Ingredienti, il 2020 è stato l’anno di mandorle e avocado

Anno necessariamente particolare, segnato dalla pandemia. però è la testimonianza del fatto che i gusti sono sempre meno tradizionali, anche in virtù del fatto che ormai l’avocado si coltiva anche da noi

Il 2020 ha sovvertito gran parte degli andamenti registrati negli anni precedenti. Parlando di ingredienti classificati come benefici (che hanno effetti positivi sulla salute di chi li assume), venduti dalla gdo quindi iper e supermercati, abbiamo una conferma. Anche per il 2020 vince la mandorla evidenziata su ben 1.140 prodotti (1,5% del totale), a cui si deve l’1,2% del fatturato totale. La classifica è stata stilata dall’Osservatorio Immagino di Gs1 Italy, analizzando le confezioni di 76.119 prodotti alimentari di largo consumo.

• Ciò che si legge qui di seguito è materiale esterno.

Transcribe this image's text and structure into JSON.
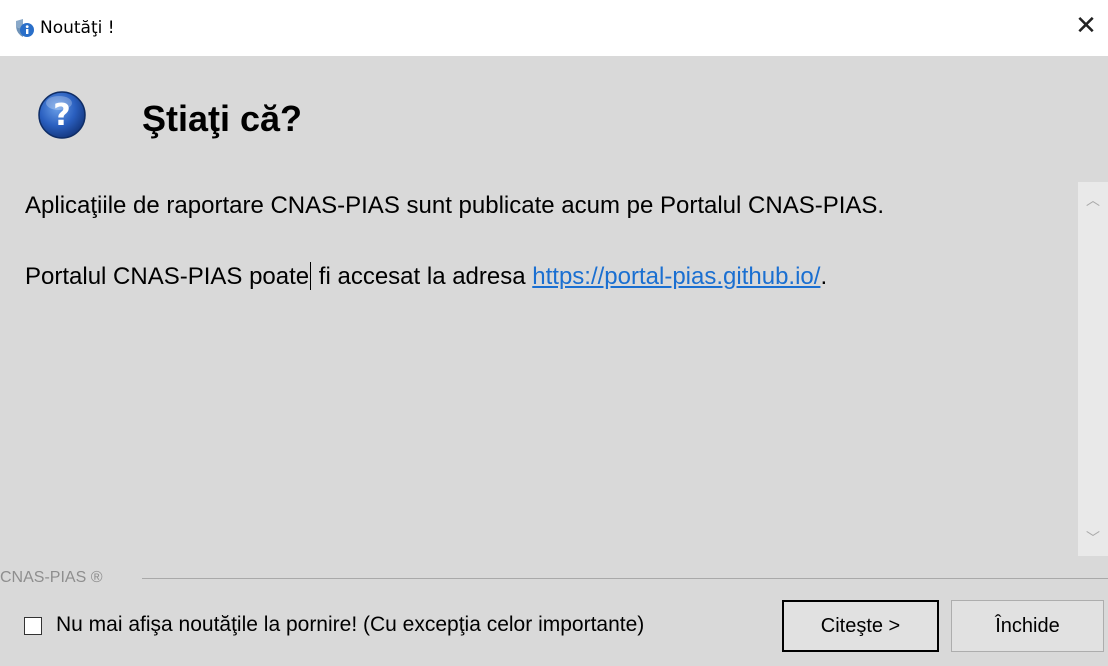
{
  "window": {
    "title": "Noutăţi !",
    "close_glyph": "✕"
  },
  "header": {
    "title": "Ştiaţi că?"
  },
  "content": {
    "paragraph1": "Aplicaţiile de raportare CNAS-PIAS sunt publicate acum pe Portalul CNAS-PIAS.",
    "paragraph2_before_caret": "Portalul CNAS-PIAS poate",
    "paragraph2_after_caret": " fi accesat la adresa ",
    "link_text": "https://portal-pias.github.io/",
    "paragraph2_suffix": "."
  },
  "scrollbar": {
    "up_glyph": "︿",
    "down_glyph": "﹀"
  },
  "footer": {
    "group_label": "CNAS-PIAS ®",
    "checkbox_label": "Nu mai afişa noutăţile la pornire! (Cu excepţia celor importante)",
    "checkbox_checked": false,
    "read_button": "Citeşte >",
    "close_button": "Închide"
  },
  "icons": {
    "title": "info-shield-icon",
    "header": "question-icon"
  },
  "colors": {
    "client_bg": "#d9d9d9",
    "link": "#1a6fd1",
    "button_bg": "#e1e1e1"
  }
}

All’avocado, anche quest’anno, il titolo di ingrediente top performer dell’anno, con un aumento di +67,4% delle vendite totali (compresi i prodotti che lo contengono). Crescite record da segnalare anche per i semi di sesamo (+32,5%), l’alga spirulina (+20,7%) e la farina di mais (+14,9%). Eccellente recupero invece per la cannella, che capovolge il dato negativo del 2019 (-4,6%) ottenendo un +8,0% nel 2020. I 27 ingredienti rilevati dall’Osservatorio Immagino sono stati riuniti in 5 macro-famiglie, la migliore delle quali si è confermata essere quella dei semi, che ha registrato la miglior performance annua in termini di vendite (+10,9% rispetto al 2019).

Bilancio positivo anche per i superfruit (+2,1%), mentre i supercereali/farine sono rimasti stabili (+0,0%). Ma chi è andato male? Vendite in calo annuo di -2,2% per i dolcificanti e di -4,5% per le spezie. Da notare il crollo del paniere dei superfood, che in un anno hanno perso quasi un quarto delle vendite (-24,9%), accelerando la tendenza negativa già registrata nel 2019.